Upon this utterance, they dragged their sister's frame onto the kitchen table and cut into it with rinsed steak knives. They pulled out yard upon yard of long intestine, great fistfuls of grayish organs, and quarts of still, calm blood. They hacked at her with butcher knives, pizza cutters, pinking shears, and every other sharp implement they could find. Then they wrenched apart her rib cage, smoothed out her muscles, and pressed her bones into new configurations. Following this, they stuffed her with a combination of old bedding, extra-large croutons, and souvenir t-shirts from all the trips they had taken together as children. The concoction was then smothered in grape Kool-Aid and homemade moonshine that they claimed was better than formaldehyde. Finally, they sewed her up with fishhooks threaded with bright red thread, leaving a zigzagging series of sutures that crossed, looped, and even double-backed at one point.
When they were done — and their grimy faces were streaked with bile, undigested food, and squirmy bits of kidney that also dotted their chests — they grasped hands high over their heads in a victory pose and shouted at the assembled family members, "Now that's embalming!"
They were greeted with a silence that went on far too long, as they stood there grinning furiously and holding hands so tightly that the congealed blood on their palms seeped onto the floor like pressed MSG from a bad Chinese dinner left in the fridge overnight. They only broke ranks and stopped smiling when their mother said bitterly, "We weren't to disturb the corpse because the police haven't seen it yet."

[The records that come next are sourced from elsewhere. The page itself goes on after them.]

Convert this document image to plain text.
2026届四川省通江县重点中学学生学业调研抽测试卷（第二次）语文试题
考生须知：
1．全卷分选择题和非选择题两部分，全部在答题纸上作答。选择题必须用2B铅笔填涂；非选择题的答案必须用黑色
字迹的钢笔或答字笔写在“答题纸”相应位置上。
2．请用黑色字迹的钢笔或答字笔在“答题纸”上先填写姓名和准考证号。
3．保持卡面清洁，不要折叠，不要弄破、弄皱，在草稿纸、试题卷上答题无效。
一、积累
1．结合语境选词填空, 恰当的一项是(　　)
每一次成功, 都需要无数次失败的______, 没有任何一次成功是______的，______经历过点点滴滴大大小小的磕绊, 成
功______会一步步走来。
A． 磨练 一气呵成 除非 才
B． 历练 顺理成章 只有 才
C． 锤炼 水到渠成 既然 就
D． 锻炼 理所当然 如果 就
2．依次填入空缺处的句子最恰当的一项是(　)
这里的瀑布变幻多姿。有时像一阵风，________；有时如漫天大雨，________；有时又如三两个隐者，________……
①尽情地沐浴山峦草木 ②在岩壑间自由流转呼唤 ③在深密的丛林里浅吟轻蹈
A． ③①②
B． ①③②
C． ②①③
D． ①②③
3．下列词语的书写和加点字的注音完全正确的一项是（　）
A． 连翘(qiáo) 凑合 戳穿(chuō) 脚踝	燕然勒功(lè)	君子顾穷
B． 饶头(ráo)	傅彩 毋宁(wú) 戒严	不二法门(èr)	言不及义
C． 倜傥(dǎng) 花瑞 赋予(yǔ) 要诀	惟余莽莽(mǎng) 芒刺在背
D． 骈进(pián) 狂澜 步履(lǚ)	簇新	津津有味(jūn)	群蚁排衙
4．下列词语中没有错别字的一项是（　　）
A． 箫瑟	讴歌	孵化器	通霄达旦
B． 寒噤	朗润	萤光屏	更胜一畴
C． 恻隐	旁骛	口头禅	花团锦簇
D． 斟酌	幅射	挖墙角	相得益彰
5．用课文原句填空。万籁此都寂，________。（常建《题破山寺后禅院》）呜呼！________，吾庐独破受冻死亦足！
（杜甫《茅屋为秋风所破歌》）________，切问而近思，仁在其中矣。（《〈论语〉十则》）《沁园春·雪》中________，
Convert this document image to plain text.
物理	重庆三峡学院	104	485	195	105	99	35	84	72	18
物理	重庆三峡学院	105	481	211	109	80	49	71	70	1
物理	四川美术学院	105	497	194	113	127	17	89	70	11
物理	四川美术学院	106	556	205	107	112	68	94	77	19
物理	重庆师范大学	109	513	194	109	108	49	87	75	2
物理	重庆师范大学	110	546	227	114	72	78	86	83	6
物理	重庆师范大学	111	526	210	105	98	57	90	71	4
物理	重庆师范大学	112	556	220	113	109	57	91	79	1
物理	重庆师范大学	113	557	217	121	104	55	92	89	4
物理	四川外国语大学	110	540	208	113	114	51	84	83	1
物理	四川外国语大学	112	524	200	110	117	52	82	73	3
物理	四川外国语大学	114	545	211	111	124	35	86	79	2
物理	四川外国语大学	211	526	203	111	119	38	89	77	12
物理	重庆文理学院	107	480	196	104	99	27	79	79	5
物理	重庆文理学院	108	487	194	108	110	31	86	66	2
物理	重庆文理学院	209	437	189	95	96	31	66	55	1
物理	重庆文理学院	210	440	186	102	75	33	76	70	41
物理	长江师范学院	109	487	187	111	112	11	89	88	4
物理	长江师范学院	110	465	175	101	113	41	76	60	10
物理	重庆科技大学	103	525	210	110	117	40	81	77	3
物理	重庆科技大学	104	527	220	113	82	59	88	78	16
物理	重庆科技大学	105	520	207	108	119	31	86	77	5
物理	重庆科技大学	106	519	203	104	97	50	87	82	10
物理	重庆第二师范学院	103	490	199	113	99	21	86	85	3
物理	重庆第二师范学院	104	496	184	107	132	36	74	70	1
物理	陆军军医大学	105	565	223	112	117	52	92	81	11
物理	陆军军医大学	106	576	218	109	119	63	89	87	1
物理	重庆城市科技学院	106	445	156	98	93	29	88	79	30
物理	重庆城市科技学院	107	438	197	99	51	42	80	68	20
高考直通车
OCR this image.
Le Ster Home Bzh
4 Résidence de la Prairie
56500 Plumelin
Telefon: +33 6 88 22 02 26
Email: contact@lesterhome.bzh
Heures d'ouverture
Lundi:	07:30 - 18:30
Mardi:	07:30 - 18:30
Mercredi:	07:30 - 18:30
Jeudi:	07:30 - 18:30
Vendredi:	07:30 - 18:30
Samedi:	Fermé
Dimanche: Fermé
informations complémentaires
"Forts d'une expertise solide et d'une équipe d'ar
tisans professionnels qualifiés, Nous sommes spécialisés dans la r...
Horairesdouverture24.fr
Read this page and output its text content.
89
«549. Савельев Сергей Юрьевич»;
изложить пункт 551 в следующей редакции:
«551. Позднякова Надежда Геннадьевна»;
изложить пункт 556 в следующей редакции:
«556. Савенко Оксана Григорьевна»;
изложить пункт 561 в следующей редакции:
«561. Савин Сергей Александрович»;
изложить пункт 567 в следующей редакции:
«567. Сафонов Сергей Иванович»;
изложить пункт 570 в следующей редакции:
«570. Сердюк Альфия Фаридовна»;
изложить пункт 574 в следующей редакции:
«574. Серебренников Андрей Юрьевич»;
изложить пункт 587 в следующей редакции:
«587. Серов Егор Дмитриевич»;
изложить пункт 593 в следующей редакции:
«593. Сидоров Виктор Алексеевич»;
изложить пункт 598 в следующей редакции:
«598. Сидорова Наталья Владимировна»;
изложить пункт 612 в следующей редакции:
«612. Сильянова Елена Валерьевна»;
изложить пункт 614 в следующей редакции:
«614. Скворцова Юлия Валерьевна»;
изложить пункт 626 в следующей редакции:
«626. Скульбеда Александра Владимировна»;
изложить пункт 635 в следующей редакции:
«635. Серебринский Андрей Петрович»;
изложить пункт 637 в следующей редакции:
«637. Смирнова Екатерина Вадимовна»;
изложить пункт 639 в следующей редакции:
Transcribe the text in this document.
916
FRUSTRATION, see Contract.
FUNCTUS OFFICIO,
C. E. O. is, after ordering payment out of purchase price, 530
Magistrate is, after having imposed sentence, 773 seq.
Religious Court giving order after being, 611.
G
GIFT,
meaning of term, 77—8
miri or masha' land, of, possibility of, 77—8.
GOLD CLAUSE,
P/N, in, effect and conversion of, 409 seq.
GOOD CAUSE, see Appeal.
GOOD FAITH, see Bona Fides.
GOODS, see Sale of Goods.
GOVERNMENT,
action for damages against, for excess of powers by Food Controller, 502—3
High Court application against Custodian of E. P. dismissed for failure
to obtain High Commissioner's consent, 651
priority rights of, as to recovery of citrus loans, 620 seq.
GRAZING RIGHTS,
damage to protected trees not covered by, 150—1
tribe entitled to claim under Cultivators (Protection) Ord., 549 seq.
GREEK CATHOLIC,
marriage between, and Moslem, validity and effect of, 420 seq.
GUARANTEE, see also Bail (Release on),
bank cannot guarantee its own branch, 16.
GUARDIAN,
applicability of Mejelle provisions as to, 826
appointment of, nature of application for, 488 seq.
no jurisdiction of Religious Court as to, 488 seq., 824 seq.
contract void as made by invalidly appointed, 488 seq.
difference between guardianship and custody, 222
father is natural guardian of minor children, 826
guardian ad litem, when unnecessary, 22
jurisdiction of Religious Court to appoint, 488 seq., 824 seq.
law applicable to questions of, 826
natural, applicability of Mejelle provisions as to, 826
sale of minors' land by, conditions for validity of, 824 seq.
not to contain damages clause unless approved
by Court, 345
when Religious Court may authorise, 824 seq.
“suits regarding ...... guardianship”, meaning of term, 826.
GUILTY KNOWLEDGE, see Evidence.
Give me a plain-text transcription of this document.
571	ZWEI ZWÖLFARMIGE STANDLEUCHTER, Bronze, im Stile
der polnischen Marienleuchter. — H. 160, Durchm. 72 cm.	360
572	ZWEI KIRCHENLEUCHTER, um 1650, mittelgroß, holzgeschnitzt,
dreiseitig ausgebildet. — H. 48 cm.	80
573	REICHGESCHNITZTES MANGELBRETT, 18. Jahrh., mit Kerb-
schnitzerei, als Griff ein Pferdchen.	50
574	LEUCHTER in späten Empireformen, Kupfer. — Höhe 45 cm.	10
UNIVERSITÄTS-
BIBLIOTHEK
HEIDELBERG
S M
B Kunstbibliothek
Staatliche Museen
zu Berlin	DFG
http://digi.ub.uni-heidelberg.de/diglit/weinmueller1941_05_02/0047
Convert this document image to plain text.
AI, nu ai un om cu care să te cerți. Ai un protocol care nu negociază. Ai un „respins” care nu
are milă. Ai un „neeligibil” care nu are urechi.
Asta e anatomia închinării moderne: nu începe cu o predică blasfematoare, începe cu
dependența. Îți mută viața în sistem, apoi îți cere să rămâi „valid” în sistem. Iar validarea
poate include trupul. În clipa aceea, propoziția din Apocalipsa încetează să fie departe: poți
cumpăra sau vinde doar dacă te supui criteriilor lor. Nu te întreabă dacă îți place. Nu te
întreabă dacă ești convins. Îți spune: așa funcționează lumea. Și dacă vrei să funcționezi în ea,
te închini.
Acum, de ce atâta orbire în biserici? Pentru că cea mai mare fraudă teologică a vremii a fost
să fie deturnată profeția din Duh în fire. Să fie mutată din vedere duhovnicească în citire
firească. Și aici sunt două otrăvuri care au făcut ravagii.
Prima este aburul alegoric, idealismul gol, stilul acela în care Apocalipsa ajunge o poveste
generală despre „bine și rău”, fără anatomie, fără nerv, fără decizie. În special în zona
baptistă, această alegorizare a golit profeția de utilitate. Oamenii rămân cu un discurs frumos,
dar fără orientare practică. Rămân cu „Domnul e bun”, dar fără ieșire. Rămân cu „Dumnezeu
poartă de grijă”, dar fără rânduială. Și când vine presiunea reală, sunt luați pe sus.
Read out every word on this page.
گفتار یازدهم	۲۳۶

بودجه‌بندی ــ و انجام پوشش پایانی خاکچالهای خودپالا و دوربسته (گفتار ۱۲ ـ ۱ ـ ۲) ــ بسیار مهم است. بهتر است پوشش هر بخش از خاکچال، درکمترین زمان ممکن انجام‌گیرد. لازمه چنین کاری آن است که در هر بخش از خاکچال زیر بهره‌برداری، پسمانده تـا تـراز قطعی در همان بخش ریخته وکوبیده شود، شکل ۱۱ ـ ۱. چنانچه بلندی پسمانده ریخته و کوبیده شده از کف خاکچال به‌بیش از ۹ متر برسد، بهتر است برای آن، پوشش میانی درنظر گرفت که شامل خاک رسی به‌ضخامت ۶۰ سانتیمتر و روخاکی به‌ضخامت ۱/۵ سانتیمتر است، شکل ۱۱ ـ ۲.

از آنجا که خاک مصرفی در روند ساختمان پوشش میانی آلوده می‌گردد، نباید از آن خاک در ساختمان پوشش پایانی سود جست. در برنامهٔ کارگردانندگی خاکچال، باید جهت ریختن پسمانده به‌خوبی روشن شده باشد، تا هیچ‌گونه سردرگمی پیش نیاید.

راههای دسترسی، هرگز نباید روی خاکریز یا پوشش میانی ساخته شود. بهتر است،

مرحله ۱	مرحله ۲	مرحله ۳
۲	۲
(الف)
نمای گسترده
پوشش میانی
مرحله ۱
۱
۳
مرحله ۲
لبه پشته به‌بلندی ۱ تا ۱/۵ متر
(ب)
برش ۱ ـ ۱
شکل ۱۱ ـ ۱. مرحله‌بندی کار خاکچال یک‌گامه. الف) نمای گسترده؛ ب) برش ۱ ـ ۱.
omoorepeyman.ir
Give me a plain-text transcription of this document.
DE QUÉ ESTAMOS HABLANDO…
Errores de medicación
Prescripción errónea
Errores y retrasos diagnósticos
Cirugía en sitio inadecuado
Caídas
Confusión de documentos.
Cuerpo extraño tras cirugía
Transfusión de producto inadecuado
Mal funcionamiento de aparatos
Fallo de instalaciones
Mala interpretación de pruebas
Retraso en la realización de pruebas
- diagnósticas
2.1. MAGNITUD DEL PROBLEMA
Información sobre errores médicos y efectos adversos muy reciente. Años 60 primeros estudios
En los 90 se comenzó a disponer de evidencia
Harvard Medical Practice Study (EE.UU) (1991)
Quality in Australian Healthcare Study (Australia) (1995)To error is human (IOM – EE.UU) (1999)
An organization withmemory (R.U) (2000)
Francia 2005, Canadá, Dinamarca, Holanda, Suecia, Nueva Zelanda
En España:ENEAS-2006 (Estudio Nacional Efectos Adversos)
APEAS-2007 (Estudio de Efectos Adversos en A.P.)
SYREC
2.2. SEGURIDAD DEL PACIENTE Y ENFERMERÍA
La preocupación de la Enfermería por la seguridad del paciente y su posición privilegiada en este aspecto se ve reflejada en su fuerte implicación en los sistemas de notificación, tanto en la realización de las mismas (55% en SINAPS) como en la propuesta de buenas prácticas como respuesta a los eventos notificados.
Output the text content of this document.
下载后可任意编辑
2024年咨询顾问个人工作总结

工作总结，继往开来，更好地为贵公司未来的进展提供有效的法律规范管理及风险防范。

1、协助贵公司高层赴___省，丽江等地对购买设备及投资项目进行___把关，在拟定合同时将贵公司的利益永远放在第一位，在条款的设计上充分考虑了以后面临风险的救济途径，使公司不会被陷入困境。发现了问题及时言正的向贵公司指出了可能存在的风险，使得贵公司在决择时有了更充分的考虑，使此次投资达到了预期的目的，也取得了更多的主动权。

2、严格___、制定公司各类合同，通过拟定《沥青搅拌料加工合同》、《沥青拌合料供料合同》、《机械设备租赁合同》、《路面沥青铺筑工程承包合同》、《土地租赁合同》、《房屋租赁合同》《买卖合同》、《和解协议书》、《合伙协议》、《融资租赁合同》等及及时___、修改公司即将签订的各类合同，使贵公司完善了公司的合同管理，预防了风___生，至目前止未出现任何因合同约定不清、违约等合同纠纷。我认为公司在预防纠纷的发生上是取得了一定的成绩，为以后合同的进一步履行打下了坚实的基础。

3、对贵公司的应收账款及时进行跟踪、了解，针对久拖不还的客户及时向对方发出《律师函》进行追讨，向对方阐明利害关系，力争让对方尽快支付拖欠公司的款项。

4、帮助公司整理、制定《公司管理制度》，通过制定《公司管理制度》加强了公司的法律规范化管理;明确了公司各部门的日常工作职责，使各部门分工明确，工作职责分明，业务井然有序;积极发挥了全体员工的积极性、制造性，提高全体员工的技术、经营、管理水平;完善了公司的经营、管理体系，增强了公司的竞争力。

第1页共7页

They were most dreadfully embarrassed. They looked at each other, then at their sister's blank stare, then at their mother, Mrs. Smith. When it became clear that no one else was speaking anytime soon, they slowly washed the knives they had used, put their coats on over their soiled garments, adjusted their Fedoras, and walked out the door without looking back. Neither one of them was ever seen again.
Five hours later, a third cousin from the ex-father-in-law's side of the family broke the awkward silence by asking, "So how did she die anyway?" The innocent question provoked a barrage of insults and personal threats. Other family members screamed in outrage and issued vindictive promises into the third cousin's terrified face. When he could take no more verbal abuse, they beat him about the head and ankles and threw him into the street, whereupon he stood and walked away, never to be seen again. But back in the house, his question was answered in the fullest possible manner.
"My daughter," said the matriarch, Mrs. Smith, "was known as the Zanzibar Kid. We didn't find out for years that the reason she was called that was because it was her request, not because she had earned it or even had anything at all to do with Zanzibar itself. It was just a phat, slammin' word to her.
"But it came in handy because she earned her living as a professional gunfighter, which is a difficult occupation in the 21st century. Not only is it highly illegal to have a Colt 45 Peacemaker strapped to your thigh, but there really isn't much call for a travelling Yojimbo anymore.
"She preserved, though, becoming the quickest draw this side of the Pecos or that side of the MTV Summer House in Malibu. It's true that nobody thought it was very sporting when she yelled, "Draw!" at a helpless yuppie having a taco salad. And then when she would whip out her gun and shoot him while he was completely unarmed and cowering in his three-piece suit, you would have thought it was a federal crime or something."